Security Cloud Control Support for DHCP Addressing of FDM-Managed Devices
What happens if the IP address used by my FDM-managed device changes?
Security Cloud Control has many Adaptive Security Appliance (ASA) and FDM-managed device customers who have onboarded devices using the IP address provided by their service provider using DHCP.
If the IP address of the device for any reason, whether that is a change in the static IP address or a change in the IP address due to DHCP, you can change the IP address that Security Cloud Control uses to connect to the device and then reconnect the device.
The field, expressed concerns regarding the case of branch deployed FDM-managed devices managed by Security Cloud Control, a static IP is required on the outside interface of the FDM-managed device, which, in the view of some SE's, precludes using Security Cloud Control as a management solution when the FDM-managed device has a DHCP address configured for the outside interface.
However, this situation does not impact customers that have VPN tunnels to remote branch firewalls, and we know that a vast majority of customers have Site to Site tunnels from their Branch Offices back to their datacenters. In the case that Site-to -Site VPN is used to connect to the central site from devices, DHCP on the outside interface is not a concern since Security Cloud Control (and any management platform) can connect to the FW via its inside, statically addressed, interface (if so configured). This is a recommended practice and we have Security Cloud Control customers with many (+1000) devices using this deployment mode.

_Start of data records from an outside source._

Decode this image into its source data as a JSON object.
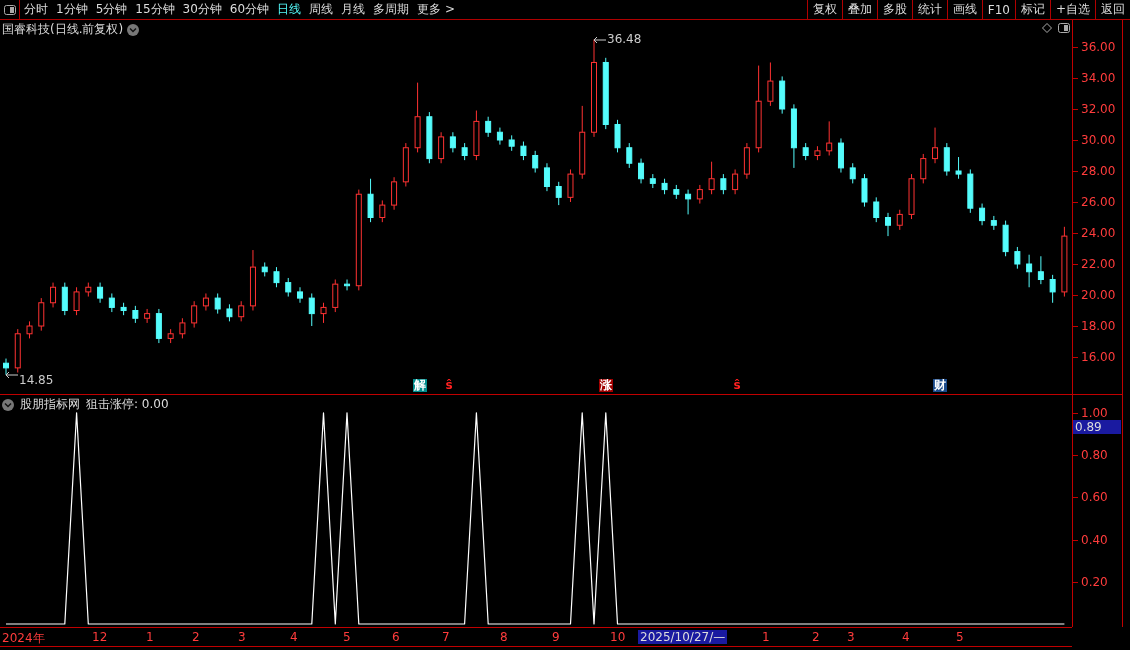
{
  "toolbar": {
    "periods": [
      {
        "label": "分时",
        "selected": false
      },
      {
        "label": "1分钟",
        "selected": false
      },
      {
        "label": "5分钟",
        "selected": false
      },
      {
        "label": "15分钟",
        "selected": false
      },
      {
        "label": "30分钟",
        "selected": false
      },
      {
        "label": "60分钟",
        "selected": false
      },
      {
        "label": "日线",
        "selected": true
      },
      {
        "label": "周线",
        "selected": false
      },
      {
        "label": "月线",
        "selected": false
      },
      {
        "label": "多周期",
        "selected": false
      },
      {
        "label": "更多 >",
        "selected": false
      }
    ],
    "actions": [
      "复权",
      "叠加",
      "多股",
      "统计",
      "画线",
      "F10",
      "标记",
      "+自选",
      "返回"
    ]
  },
  "price_panel": {
    "title": "国睿科技(日线.前复权)",
    "chart_data": {
      "type": "candlestick",
      "ylim": [
        13.55,
        37.74
      ],
      "yticks": [
        {
          "value": 16,
          "label": "16.00"
        },
        {
          "value": 18,
          "label": "18.00"
        },
        {
          "value": 20,
          "label": "20.00"
        },
        {
          "value": 22,
          "label": "22.00"
        },
        {
          "value": 24,
          "label": "24.00"
        },
        {
          "value": 26,
          "label": "26.00"
        },
        {
          "value": 28,
          "label": "28.00"
        },
        {
          "value": 30,
          "label": "30.00"
        },
        {
          "value": 32,
          "label": "32.00"
        },
        {
          "value": 34,
          "label": "34.00"
        },
        {
          "value": 36,
          "label": "36.00"
        }
      ],
      "ohlc": [
        [
          15.6,
          15.9,
          14.85,
          15.3
        ],
        [
          15.3,
          17.8,
          15,
          17.5
        ],
        [
          17.5,
          18.3,
          17.2,
          18
        ],
        [
          18,
          19.8,
          17.7,
          19.5
        ],
        [
          19.5,
          20.8,
          19.2,
          20.5
        ],
        [
          20.5,
          20.8,
          18.7,
          19
        ],
        [
          19,
          20.5,
          18.7,
          20.2
        ],
        [
          20.2,
          20.8,
          19.9,
          20.5
        ],
        [
          20.5,
          20.8,
          19.5,
          19.8
        ],
        [
          19.8,
          20.1,
          18.9,
          19.2
        ],
        [
          19.2,
          19.5,
          18.7,
          19
        ],
        [
          19,
          19.3,
          18.2,
          18.5
        ],
        [
          18.5,
          19.1,
          18.2,
          18.8
        ],
        [
          18.8,
          19.1,
          16.9,
          17.2
        ],
        [
          17.2,
          17.8,
          16.9,
          17.5
        ],
        [
          17.5,
          18.5,
          17.2,
          18.2
        ],
        [
          18.2,
          19.6,
          17.9,
          19.3
        ],
        [
          19.3,
          20.1,
          19,
          19.8
        ],
        [
          19.8,
          20.1,
          18.8,
          19.1
        ],
        [
          19.1,
          19.4,
          18.3,
          18.6
        ],
        [
          18.6,
          19.6,
          18.3,
          19.3
        ],
        [
          19.3,
          22.9,
          19,
          21.8
        ],
        [
          21.8,
          22.1,
          21.2,
          21.5
        ],
        [
          21.5,
          21.8,
          20.5,
          20.8
        ],
        [
          20.8,
          21.1,
          19.9,
          20.2
        ],
        [
          20.2,
          20.5,
          19.5,
          19.8
        ],
        [
          19.8,
          20.1,
          18,
          18.8
        ],
        [
          18.8,
          19.5,
          18.2,
          19.2
        ],
        [
          19.2,
          21,
          18.9,
          20.7
        ],
        [
          20.7,
          21,
          20.3,
          20.6
        ],
        [
          20.6,
          26.8,
          20.3,
          26.5
        ],
        [
          26.5,
          27.5,
          24.7,
          25
        ],
        [
          25,
          26.1,
          24.7,
          25.8
        ],
        [
          25.8,
          27.6,
          25.5,
          27.3
        ],
        [
          27.3,
          29.8,
          27,
          29.5
        ],
        [
          29.5,
          33.7,
          29.2,
          31.5
        ],
        [
          31.5,
          31.8,
          28.5,
          28.8
        ],
        [
          28.8,
          30.5,
          28.5,
          30.2
        ],
        [
          30.2,
          30.5,
          29.2,
          29.5
        ],
        [
          29.5,
          29.8,
          28.7,
          29
        ],
        [
          29,
          31.9,
          28.7,
          31.2
        ],
        [
          31.2,
          31.5,
          30.2,
          30.5
        ],
        [
          30.5,
          30.8,
          29.7,
          30
        ],
        [
          30,
          30.3,
          29.3,
          29.6
        ],
        [
          29.6,
          29.9,
          28.7,
          29
        ],
        [
          29,
          29.3,
          27.9,
          28.2
        ],
        [
          28.2,
          28.5,
          26.7,
          27
        ],
        [
          27,
          27.3,
          25.8,
          26.3
        ],
        [
          26.3,
          28.1,
          26,
          27.8
        ],
        [
          27.8,
          32.2,
          27.5,
          30.5
        ],
        [
          30.5,
          36.48,
          30.2,
          35
        ],
        [
          35,
          35.3,
          30.7,
          31
        ],
        [
          31,
          31.3,
          29.2,
          29.5
        ],
        [
          29.5,
          29.8,
          28.2,
          28.5
        ],
        [
          28.5,
          28.8,
          27.2,
          27.5
        ],
        [
          27.5,
          27.8,
          26.9,
          27.2
        ],
        [
          27.2,
          27.5,
          26.5,
          26.8
        ],
        [
          26.8,
          27.1,
          26.2,
          26.5
        ],
        [
          26.5,
          26.8,
          25.2,
          26.2
        ],
        [
          26.2,
          27.1,
          25.9,
          26.8
        ],
        [
          26.8,
          28.6,
          26.5,
          27.5
        ],
        [
          27.5,
          27.8,
          26.5,
          26.8
        ],
        [
          26.8,
          28.1,
          26.5,
          27.8
        ],
        [
          27.8,
          29.8,
          27.5,
          29.5
        ],
        [
          29.5,
          34.8,
          29.2,
          32.5
        ],
        [
          32.5,
          35,
          32.2,
          33.8
        ],
        [
          33.8,
          34.1,
          31.7,
          32
        ],
        [
          32,
          32.3,
          28.2,
          29.5
        ],
        [
          29.5,
          29.8,
          28.7,
          29
        ],
        [
          29,
          29.6,
          28.7,
          29.3
        ],
        [
          29.3,
          31.2,
          29,
          29.8
        ],
        [
          29.8,
          30.1,
          27.9,
          28.2
        ],
        [
          28.2,
          28.5,
          27.2,
          27.5
        ],
        [
          27.5,
          27.8,
          25.7,
          26
        ],
        [
          26,
          26.3,
          24.7,
          25
        ],
        [
          25,
          25.3,
          23.8,
          24.5
        ],
        [
          24.5,
          25.5,
          24.2,
          25.2
        ],
        [
          25.2,
          27.8,
          24.9,
          27.5
        ],
        [
          27.5,
          29.1,
          27.2,
          28.8
        ],
        [
          28.8,
          30.8,
          28.5,
          29.5
        ],
        [
          29.5,
          29.8,
          27.7,
          28
        ],
        [
          28,
          28.9,
          27.5,
          27.8
        ],
        [
          27.8,
          28.1,
          25.3,
          25.6
        ],
        [
          25.6,
          25.9,
          24.5,
          24.8
        ],
        [
          24.8,
          25.1,
          24.2,
          24.5
        ],
        [
          24.5,
          24.8,
          22.5,
          22.8
        ],
        [
          22.8,
          23.1,
          21.7,
          22
        ],
        [
          22,
          22.6,
          20.5,
          21.5
        ],
        [
          21.5,
          22.5,
          20.7,
          21
        ],
        [
          21,
          21.3,
          19.5,
          20.2
        ],
        [
          20.2,
          24.4,
          19.9,
          23.8
        ]
      ],
      "annotations": [
        "36.48",
        "14.85"
      ]
    },
    "markers": [
      {
        "kind": "badge",
        "label": "解",
        "color": "#008c8c"
      },
      {
        "kind": "glyph",
        "label": "ŝ",
        "color": "#ff2020"
      },
      {
        "kind": "badge",
        "label": "涨",
        "color": "#a00000"
      },
      {
        "kind": "glyph",
        "label": "ŝ",
        "color": "#ff2020"
      },
      {
        "kind": "badge",
        "label": "财",
        "color": "#1a4a8a"
      }
    ]
  },
  "indicator_panel": {
    "source": "股朋指标网",
    "reading": "狙击涨停: 0.00",
    "current_value": "0.89",
    "chart_data": {
      "type": "line",
      "ylim": [
        -0.014,
        1.085
      ],
      "yticks": [
        {
          "value": 0.2,
          "label": "0.20"
        },
        {
          "value": 0.4,
          "label": "0.40"
        },
        {
          "value": 0.6,
          "label": "0.60"
        },
        {
          "value": 0.8,
          "label": "0.80"
        },
        {
          "value": 1.0,
          "label": "1.00"
        }
      ],
      "series": [
        {
          "color": "#ffffff",
          "values": [
            0,
            0,
            0,
            0,
            0,
            0,
            1,
            0,
            0,
            0,
            0,
            0,
            0,
            0,
            0,
            0,
            0,
            0,
            0,
            0,
            0,
            0,
            0,
            0,
            0,
            0,
            0,
            1,
            0,
            1,
            0,
            0,
            0,
            0,
            0,
            0,
            0,
            0,
            0,
            0,
            1,
            0,
            0,
            0,
            0,
            0,
            0,
            0,
            0,
            1,
            0,
            1,
            0,
            0,
            0,
            0,
            0,
            0,
            0,
            0,
            0,
            0,
            0,
            0,
            0,
            0,
            0,
            0,
            0,
            0,
            0,
            0,
            0,
            0,
            0,
            0,
            0,
            0,
            0,
            0,
            0,
            0,
            0,
            0,
            0,
            0,
            0,
            0,
            0,
            0,
            0
          ]
        }
      ]
    }
  },
  "date_axis": [
    {
      "label": "2024年",
      "selected": false
    },
    {
      "label": "12",
      "selected": false
    },
    {
      "label": "1",
      "selected": false
    },
    {
      "label": "2",
      "selected": false
    },
    {
      "label": "3",
      "selected": false
    },
    {
      "label": "4",
      "selected": false
    },
    {
      "label": "5",
      "selected": false
    },
    {
      "label": "6",
      "selected": false
    },
    {
      "label": "7",
      "selected": false
    },
    {
      "label": "8",
      "selected": false
    },
    {
      "label": "9",
      "selected": false
    },
    {
      "label": "10",
      "selected": false
    },
    {
      "label": "2025/10/27/—",
      "selected": true
    },
    {
      "label": "1",
      "selected": false
    },
    {
      "label": "2",
      "selected": false
    },
    {
      "label": "3",
      "selected": false
    },
    {
      "label": "4",
      "selected": false
    },
    {
      "label": "5",
      "selected": false
    }
  ]
}
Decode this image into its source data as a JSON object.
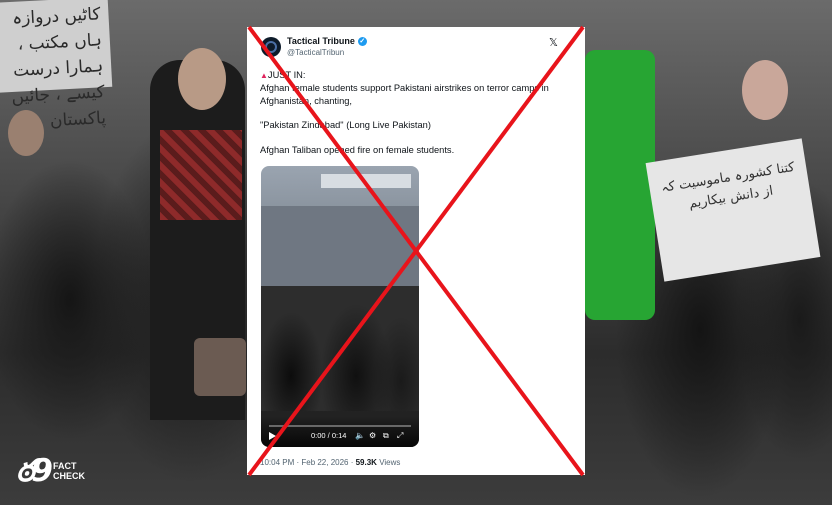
{
  "background": {
    "sign_left_text": "کاٹیں دروازہ ہاں مکتب ، ہمارا درست کیسے ، جائیں پاکستان",
    "sign_right_text": "کتنا کشورہ ماموسیت کہ از دانش بیکاریم"
  },
  "watermark": {
    "mark": "ఠ9",
    "line1": "FACT",
    "line2": "CHECK"
  },
  "tweet": {
    "author_name": "Tactical Tribune",
    "handle": "@TacticalTribun",
    "verified_icon": "verified-badge-icon",
    "line1_prefix": "▲",
    "line1": "JUST IN:",
    "line2": "Afghan female students support Pakistani airstrikes on terror camps in Afghanistan, chanting,",
    "line3": "\"Pakistan Zindabad\" (Long Live Pakistan)",
    "line4": "Afghan Taliban opened fire on female students.",
    "video": {
      "time": "0:00 / 0:14",
      "play_icon": "play-icon",
      "progress": 0.0
    },
    "timestamp": "10:04 PM · Feb 22, 2026 · ",
    "views_count": "59.3K",
    "views_label": " Views"
  },
  "colors": {
    "cross": "#e8141b",
    "verified": "#1d9bf0",
    "green_clothing": "#27a533"
  }
}
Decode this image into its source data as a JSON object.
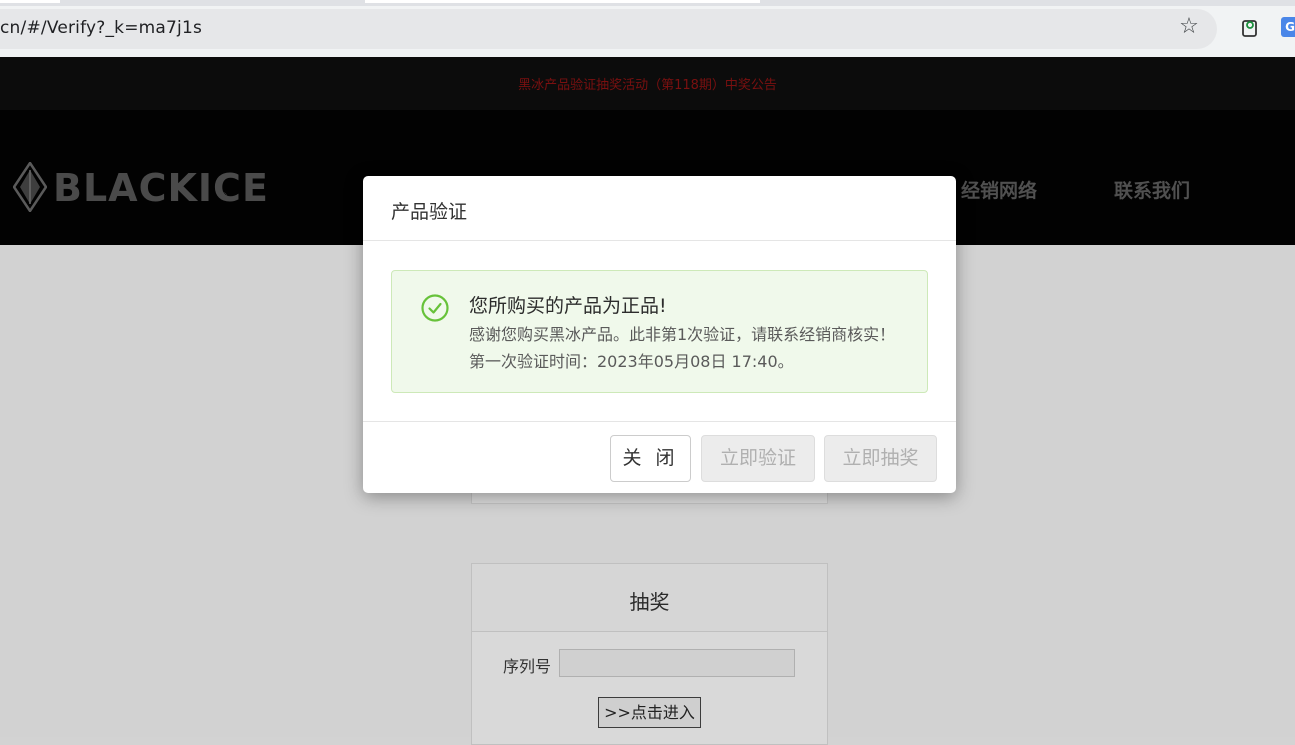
{
  "browser": {
    "url": "cn/#/Verify?_k=ma7j1s",
    "bookmark_icon": "star-icon",
    "extensions": [
      "extension-icon",
      "google-translate-icon"
    ]
  },
  "site": {
    "notice": "黑冰产品验证抽奖活动（第118期）中奖公告",
    "logo_text": "BLACKICE",
    "logo_reg": "®",
    "nav": [
      {
        "label": "经销网络"
      },
      {
        "label": "联系我们"
      }
    ]
  },
  "lottery": {
    "title": "抽奖",
    "serial_label": "序列号",
    "serial_value": "",
    "enter_button": ">>点击进入"
  },
  "dialog": {
    "title": "产品验证",
    "alert": {
      "icon": "check-circle-icon",
      "title": "您所购买的产品为正品!",
      "body": "感谢您购买黑冰产品。此非第1次验证，请联系经销商核实！第一次验证时间：2023年05月08日 17:40。"
    },
    "buttons": {
      "close": "关 闭",
      "verify": "立即验证",
      "draw": "立即抽奖"
    }
  },
  "colors": {
    "success_green": "#67c23a",
    "alert_bg": "#f0f9eb",
    "notice_text": "#7a1010"
  }
}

Also, the fact that an interface IP address is being issued via DHCP does not preclude the customer from managing the device using that IP. Again, this is not optimal, but the experience of periodically having to potentially change the IP address in Security Cloud Control has not been seen as a hurdle to customers. This situation is not exclusive to Security Cloud Control and happens with any manager using the outside interface including ASDM, FDM or SSH.